The paper reports results of Dutch coreference in literary novels and news text with two coreference systems:
- rule-based: https://github.com/andreasvc/dutchcoref
- neural: https://github.com/Filter-Bubble/e2e-Dutch
This repository is a fork of the latter to preserve the version we used and make the trained models available.
e2e-Dutch is in turn a fork of https://github.com/kentonl/e2e-coref
pip install setuptools virtualenv
git clone https://github.com/andreasvc/crac2020.git
cd crac2020
virtualenv venv
source venv/bin/activate
pip install -r requirements.txt
pip install -e .
bash scripts/setup_all.sh
wget https://github.com/andreasvc/crac2020/releases/download/v0.1.1/models.tar.gz
tar -xzf models.tar.gz
There are three models:
riddlecoref
: trained on novels (preprocessing: Alpino tokenizer).sonar1aligned
: trained on SoNaR-1 with Lassy Small sentence and token boundaries (preprocessing: Alpino tokenizer).sonar1
: trained on SoNaR-1 (preprocessing: SoNaR-1 sentence and token boundaries).
Included with the models is a subset of the 100k most frequent words in the Dutch fastText common crawl embeddings.

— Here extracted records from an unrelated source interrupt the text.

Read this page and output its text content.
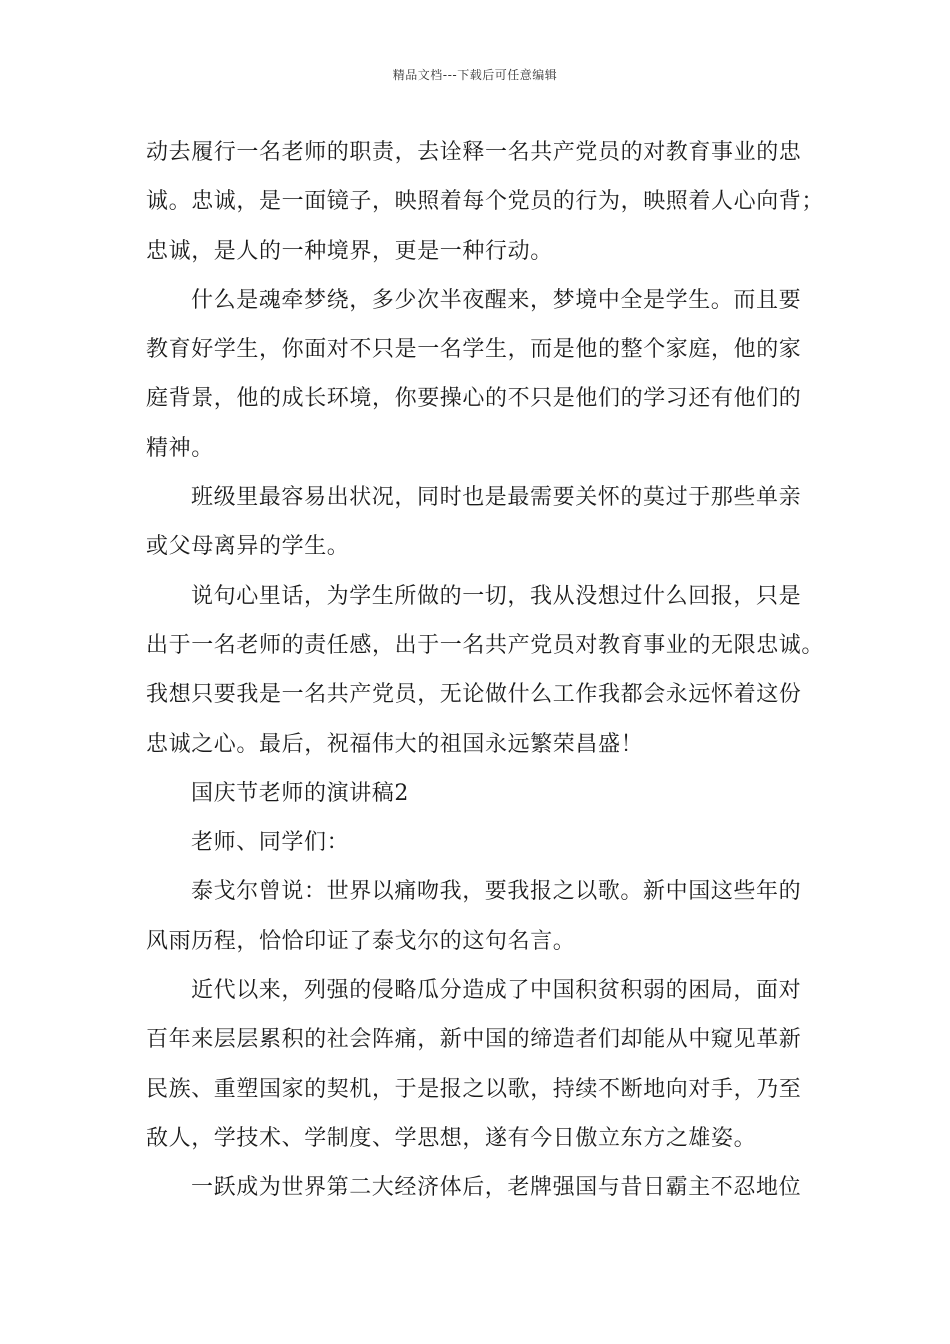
精品文档---下载后可任意编辑
动去履行一名老师的职责，去诠释一名共产党员的对教育事业的忠
诚。忠诚，是一面镜子，映照着每个党员的行为，映照着人心向背；
忠诚，是人的一种境界，更是一种行动。
什么是魂牵梦绕，多少次半夜醒来，梦境中全是学生。而且要
教育好学生，你面对不只是一名学生，而是他的整个家庭，他的家
庭背景，他的成长环境，你要操心的不只是他们的学习还有他们的
精神。
班级里最容易出状况，同时也是最需要关怀的莫过于那些单亲
或父母离异的学生。
说句心里话，为学生所做的一切，我从没想过什么回报，只是
出于一名老师的责任感，出于一名共产党员对教育事业的无限忠诚。
我想只要我是一名共产党员，无论做什么工作我都会永远怀着这份
忠诚之心。最后，祝福伟大的祖国永远繁荣昌盛！
国庆节老师的演讲稿2
老师、同学们：
泰戈尔曾说：世界以痛吻我，要我报之以歌。新中国这些年的
风雨历程，恰恰印证了泰戈尔的这句名言。
近代以来，列强的侵略瓜分造成了中国积贫积弱的困局，面对
百年来层层累积的社会阵痛，新中国的缔造者们却能从中窥见革新
民族、重塑国家的契机，于是报之以歌，持续不断地向对手，乃至
敌人，学技术、学制度、学思想，遂有今日傲立东方之雄姿。
一跃成为世界第二大经济体后，老牌强国与昔日霸主不忍地位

For best performance, download the full model.
$ cat test.txt
"Ik heb op Obama gestemd vanwege zijn mooie toespraken", zei ze.
$ python3 scripts/predict.py riddlecoref test.txt
[...]
#begin document (example);
example 0 `` -
example 1 Ik (0)
example 2 heb -
example 3 op -
example 4 Obama (1)
example 5 gestemd -
example 6 vanwege -
example 7 zijn (1)|(2
example 8 mooie -
example 9 toespraken 2)
example 10 '' -
example 11 , -
example 12 zei -
example 13 ze (0)
example 14 . -
#end document